If you’re building products or services for government or critical infrastructure, you need to demonstrate security is built in, not bolted on afterward.
Looking ahead: Regulatory convergence
The Government Cyber Action Plan doesn’t exist in isolation. It explicitly references the Cyber Security and Resilience Bill, which will mandate cyber security measures for essential and digital services across healthcare, water, transport, and energy sectors.
The direction of travel is clear: standards being set for government will flow through to regulated sectors and then to their supply chains. Rather than waiting for mandatory requirements, forward-thinking organisations will adopt these principles now.
Final thoughts
The Government Cyber Action Plan is refreshingly honest about the scale of the challenge and the inadequacy of previous approaches. Its emphasis on clear accountability, practical action, and cultural change over technological silver bullets is exactly right.
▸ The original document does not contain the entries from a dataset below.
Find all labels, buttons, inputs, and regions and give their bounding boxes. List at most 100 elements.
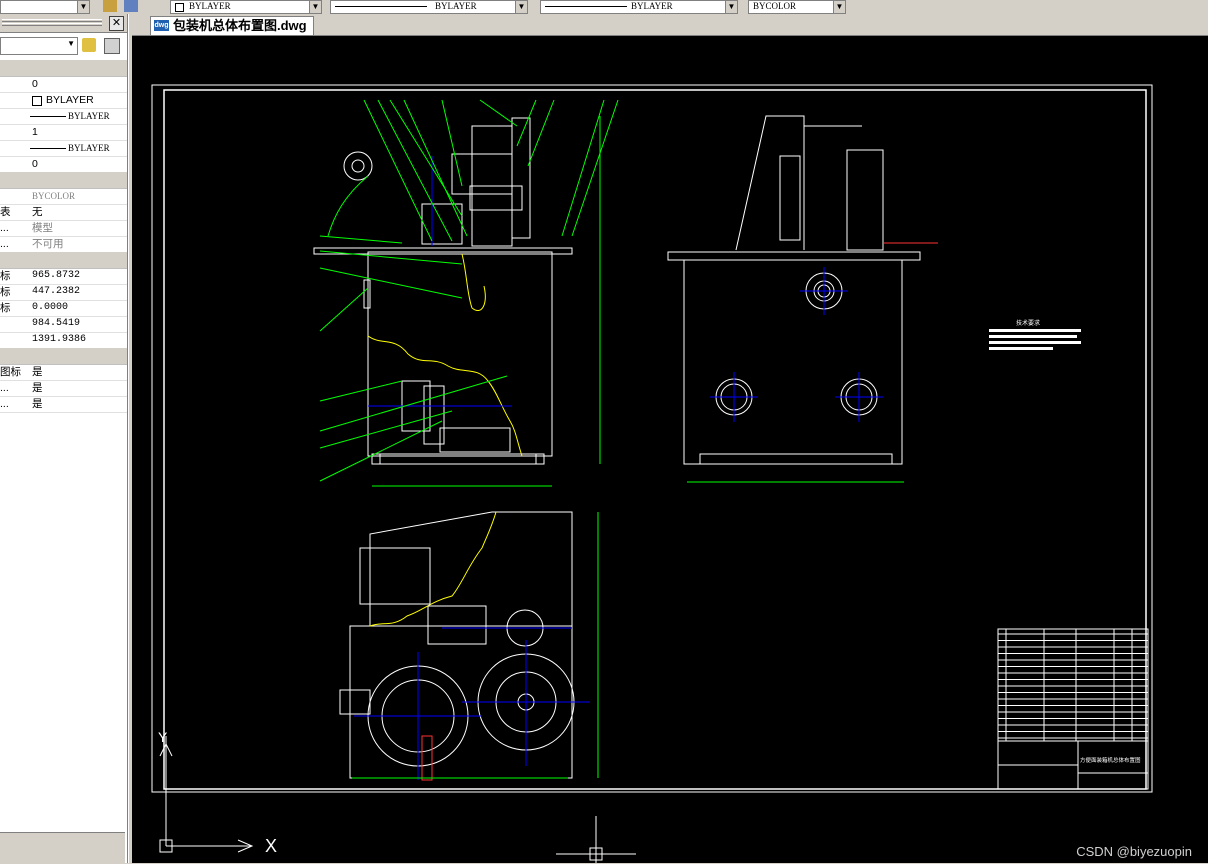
object-selector[interactable]: ▼	[0, 37, 78, 55]
linetype-preview	[30, 148, 66, 149]
chevron-down-icon: ▼	[725, 1, 737, 13]
property-value: 1	[32, 126, 38, 138]
property-row[interactable]: ... 是	[0, 380, 127, 397]
property-row[interactable]: 标 965.8732	[0, 268, 127, 285]
property-key: ...	[0, 238, 9, 250]
properties-toolbar: ▼ BYLAYER ▼ BYLAYER ▼ BYLAYER ▼ BYCOLOR …	[0, 0, 1208, 15]
color-combo[interactable]: BYLAYER ▼	[170, 0, 322, 14]
property-value: 是	[32, 382, 43, 394]
panel-footer	[0, 832, 125, 864]
panel-grip[interactable]	[2, 19, 102, 22]
property-category[interactable]	[0, 172, 127, 189]
chevron-down-icon: ▼	[309, 1, 321, 13]
property-key: 标	[0, 286, 11, 298]
property-value: 984.5419	[32, 318, 81, 329]
ucs-y-label: Y	[158, 729, 168, 745]
chevron-down-icon: ▼	[77, 1, 89, 13]
property-key: ...	[0, 398, 9, 410]
panel-grip[interactable]	[2, 23, 102, 26]
layer-state-icon[interactable]	[103, 0, 117, 12]
property-row[interactable]: 0	[0, 156, 127, 173]
lineweight-combo[interactable]: BYLAYER ▼	[540, 0, 738, 14]
property-row[interactable]: 表无	[0, 204, 127, 221]
dwg-file-icon: dwg	[154, 20, 169, 31]
lineweight-preview	[545, 6, 627, 7]
property-row[interactable]: 图标是	[0, 364, 127, 381]
parts-list	[998, 629, 1148, 741]
property-row[interactable]: 1	[0, 124, 127, 141]
property-value: BYLAYER	[68, 111, 110, 121]
watermark: CSDN @biyezuopin	[1076, 844, 1192, 859]
property-value: 0	[32, 158, 38, 170]
close-icon[interactable]: ✕	[109, 16, 124, 31]
linetype-combo[interactable]: BYLAYER ▼	[330, 0, 528, 14]
property-category[interactable]	[0, 60, 127, 77]
color-combo-left[interactable]: ▼	[0, 0, 90, 14]
property-row[interactable]: 标 0.0000	[0, 300, 127, 317]
property-value: 不可用	[32, 238, 64, 250]
drawing-canvas[interactable]: 技术要求 方便面装箱机总体布置图 X Y CSDN @biyezuopin	[132, 36, 1208, 863]
chevron-down-icon: ▼	[67, 39, 75, 48]
property-value: 0	[32, 78, 38, 90]
property-key: 标	[0, 270, 11, 282]
property-value: 0.0000	[32, 302, 69, 313]
property-value: 1391.9386	[32, 334, 87, 345]
property-value: BYCOLOR	[32, 191, 76, 201]
property-row[interactable]: 984.5419	[0, 316, 127, 333]
plotstyle-combo-value: BYCOLOR	[753, 1, 797, 11]
property-row[interactable]: ... 是	[0, 396, 127, 413]
color-swatch	[175, 3, 184, 12]
crosshair-cursor-icon	[556, 816, 636, 863]
property-row[interactable]: 1391.9386	[0, 332, 127, 349]
technical-notes: 技术要求	[989, 319, 1081, 350]
property-key: 图标	[0, 366, 21, 378]
property-value: 965.8732	[32, 270, 81, 281]
quick-select-icon[interactable]	[82, 38, 96, 52]
layer-previous-icon[interactable]	[124, 0, 138, 12]
property-key: ...	[0, 222, 9, 234]
property-key: 标	[0, 302, 11, 314]
property-category[interactable]	[0, 252, 127, 269]
linetype-preview	[30, 116, 66, 117]
linetype-combo-value: BYLAYER	[435, 1, 477, 11]
property-row[interactable]: BYLAYER	[0, 108, 127, 125]
property-row[interactable]: BYLAYER	[0, 92, 127, 109]
property-row[interactable]: 0	[0, 76, 127, 93]
color-combo-value: BYLAYER	[189, 1, 231, 11]
color-swatch	[32, 96, 42, 106]
select-objects-icon[interactable]	[104, 38, 120, 54]
property-value: 无	[32, 206, 43, 218]
property-row[interactable]: BYLAYER	[0, 140, 127, 157]
property-row[interactable]: ... 不可用	[0, 236, 127, 253]
notes-title: 技术要求	[1016, 319, 1040, 327]
panel-title-bar: ✕	[0, 14, 127, 33]
sheet-inner-border	[163, 89, 1147, 790]
plotstyle-combo[interactable]: BYCOLOR ▼	[748, 0, 846, 14]
ucs-x-label: X	[265, 836, 277, 856]
property-row[interactable]: BYCOLOR	[0, 188, 127, 205]
chevron-down-icon: ▼	[515, 1, 527, 13]
document-tab[interactable]: dwg 包装机总体布置图.dwg	[150, 16, 314, 35]
property-value: 模型	[32, 222, 53, 234]
front-view	[313, 99, 619, 487]
document-tab-label: 包装机总体布置图.dwg	[173, 18, 307, 33]
property-value: BYLAYER	[46, 94, 94, 106]
chevron-down-icon: ▼	[833, 1, 845, 13]
side-view	[667, 115, 938, 483]
top-view	[339, 511, 599, 781]
linetype-preview	[335, 6, 427, 7]
property-key: ...	[0, 382, 9, 394]
lineweight-combo-value: BYLAYER	[631, 1, 673, 11]
property-value: 447.2382	[32, 286, 81, 297]
properties-panel: ✕ ▼ 0 BYLAYER BYLAYER 1 BYLAYER 0 BYCOLOR 表无...…	[0, 14, 128, 864]
property-value: BYLAYER	[68, 143, 110, 153]
title-block-name: 方便面装箱机总体布置图	[1080, 756, 1141, 764]
document-tab-bar: dwg 包装机总体布置图.dwg	[132, 14, 1208, 36]
property-key: 表	[0, 206, 11, 218]
property-value: 是	[32, 398, 43, 410]
property-row[interactable]: 标 447.2382	[0, 284, 127, 301]
property-value: 是	[32, 366, 43, 378]
cad-drawing: 技术要求 方便面装箱机总体布置图 X Y	[151, 84, 1153, 863]
property-category[interactable]	[0, 348, 127, 365]
property-row[interactable]: ... 模型	[0, 220, 127, 237]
For businesses, the question isn’t whether these standards will affect you, but when. The organisations that get ahead of this curve by implementing robust governance, addressing legacy technology, building genuine incident response capability, and investing in security culture will be the ones that thrive.
The organisations that wait for compliance deadlines will find themselves perpetually reactive, expensive to defend, and ultimately vulnerable.
The time to act is now. The government has laid out the blueprint. Will your organisation follow?